At least it was daytime. Although the sun beating down on me was making me feel nauseous, I was glad at least that I didn’t have to come here at night. This part of the graveyard, right at the back, always felt more haunted than other parts when the sun went down…

Now a fourth memory began playing in my mind’s eye.

I was drowning in a pool of rancid liquid. The more I tried to swim to the surface, the thicker the liquid seemed. Just as I reached the surface and gasped for air, something sharp and bony closed around my ankle and dragged me downward. I was pulled further and further into the depths of the black pool. My lungs close to bursting, I felt like I was seconds from death. But then I was met with an unexpected reprieve. My head was raised out of the liquid and I was able to breathe. Choking and spluttering, I tried to get rid of the vile taste in my mouth. Still in darkness, I reached my hands all around me, feeling stone.
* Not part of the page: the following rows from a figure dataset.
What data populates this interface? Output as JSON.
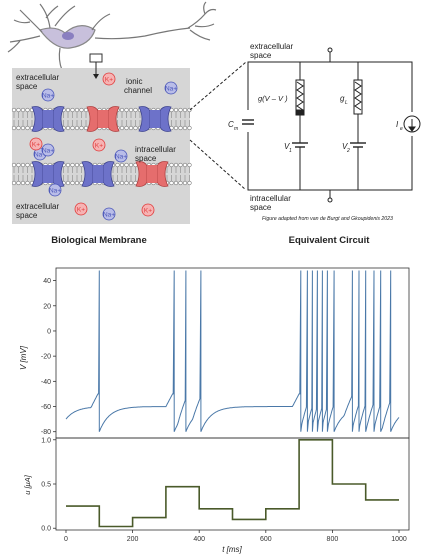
{
  "membrane_panel": {
    "caption": "Biological Membrane",
    "labels": {
      "extracellular_top": [
        "extracellular",
        "space"
      ],
      "ionic_channel": [
        "ionic",
        "channel"
      ],
      "intracellular": [
        "intracellular",
        "space"
      ],
      "extracellular_bottom": [
        "extracellular",
        "space"
      ]
    },
    "ions": {
      "sodium": "Na+",
      "potassium": "K+"
    },
    "colors": {
      "sodium": "#4a56b8",
      "potassium": "#e03a3a",
      "channel_blue": "#6d72c9",
      "channel_red": "#e56d6d",
      "panel_bg": "#d6d6d6"
    }
  },
  "circuit_panel": {
    "caption": "Equivalent Circuit",
    "labels": {
      "extracellular": [
        "extracellular",
        "space"
      ],
      "intracellular": [
        "intracellular",
        "space"
      ],
      "cm": "C",
      "cm_sub": "m",
      "g_var": "g(V  – V )",
      "g_leak": "g",
      "g_leak_sub": "L",
      "v1": "V",
      "v1_sub": "1",
      "v2": "V",
      "v2_sub": "2",
      "ie": "I",
      "ie_sub": "e"
    },
    "credit": "Figure adapted from van de Burgt and Gkoupidenis 2023"
  },
  "chart_data": [
    {
      "type": "line",
      "ylabel": "V [mV]",
      "ylim": [
        -85,
        50
      ],
      "yticks": [
        40,
        20,
        0,
        -20,
        -40,
        -60,
        -80
      ],
      "xlim": [
        -30,
        1030
      ],
      "color": "#4a78a8",
      "spike_times": [
        100,
        325,
        360,
        405,
        705,
        725,
        740,
        755,
        770,
        785,
        805,
        860,
        880,
        900,
        925,
        945,
        975
      ],
      "rest": -70,
      "peak": 48
    },
    {
      "type": "line",
      "ylabel": "u [μA]",
      "xlabel": "t [ms]",
      "ylim": [
        -0.02,
        1.02
      ],
      "yticks": [
        1.0,
        0.5,
        0.0
      ],
      "xticks": [
        0,
        200,
        400,
        600,
        800,
        1000
      ],
      "xlim": [
        -30,
        1030
      ],
      "color": "#4a5a2a",
      "x": [
        0,
        100,
        100,
        200,
        200,
        300,
        300,
        400,
        400,
        500,
        500,
        600,
        600,
        700,
        700,
        800,
        800,
        900,
        900,
        1000
      ],
      "y": [
        0.25,
        0.25,
        0.02,
        0.02,
        0.12,
        0.12,
        0.47,
        0.47,
        0.22,
        0.22,
        0.1,
        0.1,
        0.22,
        0.22,
        1.0,
        1.0,
        0.5,
        0.5,
        0.32,
        0.32
      ]
    }
  ]
}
I tried to push against the low ceiling, but it wouldn’t budge. Then there was a crack. A gap formed above me. I pushed against the ceiling once again, discovering that this was no ceiling. It was a lid. It slid right off, allowing me view of a clear night sky overhead. I heaved myself out of the liquid and found myself rolling onto grass. Looking around me, still shaking, I realized that I had just climbed out of a grave. I was surrounded by tombstones. I stood up and realized that I was in The Sanctuary’s graveyard.